Need suggestions and clarification about this process like

1. Flux need to use
2. Flux ratios and flux calculation 
3. Any other things needed to achieve better results in this trial.


----------



## g_axelsson (Aug 18, 2016)

I think there were a discussion a few days ago about this. When doing a quick search I found this one.
http://goldrefiningforum.com/phpBB3/viewtopic.php?f=38&t=23680&p=255827&hilit=stainless+tube+oxygen#p255827
But I think there should be a more recent thread.

Göran


----------



## goldsilverpro (Aug 18, 2016)

http://goldrefiningforum.com/phpBB3/viewtopic.php?f=37&t=24288&p=257062&hilit=rose#p257062


----------



## 4metals (Aug 18, 2016)

We ran an entire thread on smelting, your answers will be in that thread.

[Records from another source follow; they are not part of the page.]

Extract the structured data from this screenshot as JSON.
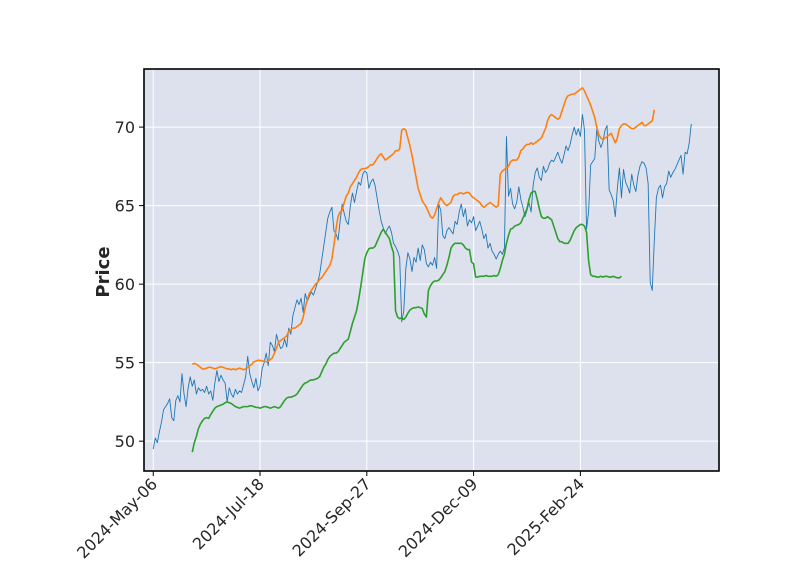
{
  "chart_data": {
    "type": "line",
    "title": "",
    "xlabel": "",
    "ylabel": "Price",
    "x_tick_labels": [
      "2024-May-06",
      "2024-Jul-18",
      "2024-Sep-27",
      "2024-Dec-09",
      "2025-Feb-24"
    ],
    "y_ticks": [
      50,
      55,
      60,
      65,
      70
    ],
    "ylim": [
      48.1,
      73.7
    ],
    "x_range_sessions": [
      -4.5,
      275.5
    ],
    "grid": true,
    "background_color": "#dde1ed",
    "grid_color": "#ffffff",
    "series": [
      {
        "color": "#1f77b4",
        "start_session": 0,
        "values": [
          49.5,
          50.2,
          49.9,
          50.6,
          51.2,
          52.0,
          52.2,
          52.4,
          52.7,
          51.5,
          51.3,
          52.6,
          52.9,
          52.5,
          54.3,
          53.0,
          52.2,
          53.4,
          54.1,
          53.5,
          53.9,
          53.0,
          53.4,
          53.2,
          53.3,
          53.1,
          53.5,
          53.0,
          53.2,
          52.6,
          53.7,
          54.5,
          53.8,
          54.2,
          53.9,
          53.7,
          52.5,
          53.4,
          53.0,
          52.8,
          53.3,
          53.0,
          53.2,
          53.1,
          53.6,
          54.1,
          55.4,
          54.3,
          53.8,
          53.4,
          54.0,
          53.2,
          53.5,
          54.6,
          55.0,
          55.6,
          54.8,
          56.3,
          56.1,
          55.7,
          56.8,
          56.3,
          55.9,
          56.0,
          56.5,
          56.0,
          57.2,
          56.8,
          58.0,
          58.5,
          59.0,
          58.7,
          59.1,
          58.2,
          59.4,
          58.9,
          59.2,
          59.5,
          59.3,
          59.7,
          60.1,
          60.6,
          61.5,
          62.4,
          63.3,
          64.2,
          64.6,
          64.9,
          63.4,
          63.2,
          62.8,
          64.0,
          65.1,
          64.5,
          64.0,
          63.8,
          65.0,
          65.8,
          65.2,
          65.9,
          66.5,
          66.3,
          67.0,
          67.2,
          67.1,
          66.1,
          66.5,
          66.7,
          66.3,
          65.5,
          64.7,
          64.0,
          63.6,
          63.2,
          63.5,
          63.7,
          63.3,
          62.6,
          62.4,
          62.1,
          61.7,
          57.6,
          58.3,
          61.0,
          62.0,
          61.6,
          60.8,
          61.7,
          61.4,
          62.3,
          61.5,
          62.5,
          62.2,
          61.3,
          61.1,
          61.4,
          61.2,
          61.7,
          61.0,
          65.1,
          64.7,
          63.1,
          62.9,
          63.4,
          63.6,
          63.4,
          63.2,
          64.0,
          63.8,
          64.6,
          65.1,
          64.3,
          64.8,
          63.7,
          64.1,
          63.9,
          64.3,
          63.4,
          63.7,
          64.0,
          63.5,
          62.9,
          63.2,
          62.3,
          62.6,
          62.1,
          61.9,
          61.6,
          61.9,
          62.1,
          61.9,
          62.3,
          69.4,
          65.6,
          66.1,
          65.1,
          64.8,
          65.2,
          66.2,
          65.4,
          64.9,
          64.3,
          64.7,
          65.2,
          64.6,
          66.3,
          67.1,
          67.4,
          66.8,
          66.6,
          67.5,
          67.1,
          67.3,
          67.7,
          67.9,
          67.8,
          68.1,
          68.4,
          68.0,
          67.7,
          68.2,
          68.8,
          68.5,
          68.9,
          69.5,
          70.0,
          69.5,
          69.9,
          69.4,
          70.8,
          69.8,
          63.5,
          64.6,
          67.6,
          67.8,
          68.0,
          69.9,
          69.1,
          68.7,
          69.1,
          69.8,
          70.1,
          66.0,
          65.7,
          65.3,
          64.3,
          66.1,
          67.4,
          65.5,
          67.3,
          66.5,
          66.2,
          65.8,
          67.0,
          66.3,
          65.9,
          66.9,
          67.5,
          67.8,
          67.7,
          67.4,
          66.4,
          60.1,
          59.6,
          62.8,
          65.5,
          66.1,
          66.3,
          65.5,
          66.2,
          66.4,
          67.2,
          66.8,
          67.1,
          67.3,
          67.6,
          67.9,
          68.2,
          67.0,
          68.4,
          68.3,
          69.0,
          70.2
        ]
      },
      {
        "color": "#ff7f0e",
        "start_session": 19,
        "values": [
          54.9,
          54.95,
          54.9,
          54.8,
          54.7,
          54.6,
          54.6,
          54.65,
          54.7,
          54.7,
          54.65,
          54.6,
          54.65,
          54.7,
          54.75,
          54.7,
          54.65,
          54.6,
          54.6,
          54.55,
          54.6,
          54.55,
          54.6,
          54.65,
          54.6,
          54.55,
          54.6,
          54.7,
          54.8,
          54.9,
          55.05,
          55.1,
          55.15,
          55.15,
          55.1,
          55.1,
          55.05,
          55.1,
          55.2,
          55.3,
          55.6,
          55.9,
          56.3,
          56.4,
          56.5,
          56.6,
          56.7,
          57.0,
          57.1,
          57.2,
          57.2,
          57.3,
          57.4,
          57.5,
          57.9,
          58.5,
          59.0,
          59.4,
          59.6,
          59.8,
          60.0,
          60.1,
          60.3,
          60.4,
          60.6,
          60.8,
          61.0,
          61.2,
          61.6,
          62.5,
          63.5,
          64.3,
          64.6,
          64.7,
          65.2,
          65.6,
          65.8,
          66.2,
          66.4,
          66.6,
          66.8,
          67.1,
          67.3,
          67.35,
          67.35,
          67.4,
          67.5,
          67.6,
          67.6,
          67.8,
          68.0,
          68.2,
          68.3,
          68.1,
          67.9,
          68.0,
          68.1,
          68.2,
          68.3,
          68.5,
          68.5,
          68.6,
          69.8,
          69.9,
          69.8,
          69.3,
          68.8,
          68.2,
          67.5,
          66.8,
          66.1,
          65.7,
          65.3,
          65.1,
          64.9,
          64.6,
          64.3,
          64.2,
          64.4,
          64.8,
          65.2,
          65.5,
          65.3,
          65.1,
          65.0,
          65.1,
          65.2,
          65.6,
          65.7,
          65.7,
          65.8,
          65.8,
          65.75,
          65.8,
          65.85,
          65.8,
          65.6,
          65.5,
          65.4,
          65.3,
          65.2,
          65.0,
          64.9,
          65.0,
          65.1,
          65.2,
          65.1,
          65.0,
          64.9,
          65.0,
          67.0,
          67.2,
          67.3,
          67.4,
          67.5,
          67.8,
          67.9,
          67.9,
          67.9,
          68.1,
          68.5,
          68.6,
          68.8,
          68.9,
          68.9,
          69.0,
          68.9,
          69.0,
          69.1,
          69.2,
          69.3,
          69.6,
          69.9,
          70.4,
          70.7,
          70.8,
          70.7,
          70.6,
          70.5,
          70.6,
          71.0,
          71.4,
          71.8,
          72.0,
          72.05,
          72.1,
          72.1,
          72.2,
          72.3,
          72.4,
          72.5,
          72.3,
          72.0,
          71.7,
          71.4,
          71.0,
          70.6,
          70.0,
          69.5,
          69.3,
          69.2,
          69.3,
          69.4,
          69.5,
          69.6,
          69.3,
          69.0,
          69.3,
          69.9,
          70.1,
          70.2,
          70.2,
          70.1,
          70.0,
          69.9,
          69.9,
          70.0,
          70.1,
          70.2,
          70.3,
          70.1,
          70.1,
          70.2,
          70.3,
          70.4,
          71.1
        ]
      },
      {
        "color": "#2ca02c",
        "start_session": 19,
        "values": [
          49.3,
          49.9,
          50.3,
          50.8,
          51.1,
          51.3,
          51.45,
          51.5,
          51.45,
          51.7,
          51.9,
          52.1,
          52.2,
          52.25,
          52.3,
          52.35,
          52.45,
          52.5,
          52.45,
          52.4,
          52.3,
          52.2,
          52.15,
          52.1,
          52.15,
          52.2,
          52.2,
          52.2,
          52.25,
          52.25,
          52.2,
          52.15,
          52.15,
          52.1,
          52.15,
          52.2,
          52.2,
          52.15,
          52.1,
          52.15,
          52.2,
          52.15,
          52.1,
          52.2,
          52.4,
          52.6,
          52.75,
          52.8,
          52.8,
          52.85,
          52.9,
          53.0,
          53.2,
          53.4,
          53.6,
          53.7,
          53.75,
          53.85,
          53.9,
          53.9,
          53.95,
          54.0,
          54.1,
          54.4,
          54.7,
          54.9,
          55.2,
          55.4,
          55.5,
          55.6,
          55.6,
          55.7,
          55.9,
          56.1,
          56.3,
          56.4,
          56.5,
          57.0,
          57.5,
          57.9,
          58.3,
          59.0,
          59.8,
          60.7,
          61.6,
          62.0,
          62.25,
          62.3,
          62.3,
          62.4,
          62.7,
          63.0,
          63.3,
          63.5,
          63.3,
          63.1,
          62.9,
          62.4,
          62.0,
          58.3,
          57.9,
          57.8,
          57.85,
          57.75,
          57.9,
          58.15,
          58.35,
          58.45,
          58.5,
          58.5,
          58.55,
          58.5,
          58.45,
          58.1,
          57.9,
          59.6,
          59.9,
          60.1,
          60.2,
          60.2,
          60.25,
          60.4,
          60.6,
          60.8,
          61.2,
          61.7,
          62.3,
          62.5,
          62.6,
          62.6,
          62.6,
          62.6,
          62.5,
          62.3,
          62.2,
          62.2,
          61.4,
          61.3,
          60.45,
          60.45,
          60.5,
          60.5,
          60.5,
          60.55,
          60.5,
          60.5,
          60.5,
          60.55,
          60.5,
          60.6,
          61.0,
          61.5,
          61.9,
          62.6,
          63.1,
          63.5,
          63.55,
          63.7,
          63.75,
          63.8,
          63.9,
          64.2,
          64.5,
          64.8,
          65.4,
          65.8,
          65.9,
          65.9,
          65.4,
          64.8,
          64.3,
          64.2,
          64.2,
          64.3,
          64.2,
          64.1,
          63.7,
          63.3,
          62.9,
          62.7,
          62.7,
          62.6,
          62.6,
          62.6,
          62.8,
          63.1,
          63.4,
          63.6,
          63.7,
          63.8,
          63.8,
          63.7,
          63.3,
          61.5,
          60.6,
          60.5,
          60.5,
          60.45,
          60.45,
          60.5,
          60.45,
          60.5,
          60.5,
          60.45,
          60.45,
          60.5,
          60.45,
          60.4,
          60.4,
          60.5
        ]
      }
    ]
  }
}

http://goldrefiningforum.com/phpBB3/viewtopic.php?f=38&t=23680


----------



## kannang338 (Aug 22, 2016)

Thanks for your suggestions.

But still no one specified that the amount of oxidizing flux need to convert particular material into its desired oxide.

Is any calculations for the flux addition?


----------



## Lou (Aug 22, 2016)

Sure.


NaNO3 + M(0) = MxOy + Na2O + NO2

put in your metal and balance the redox reaction yourself.

Note, depending on the metal, there may be secondary reactions with the sodium oxide. 

L


----------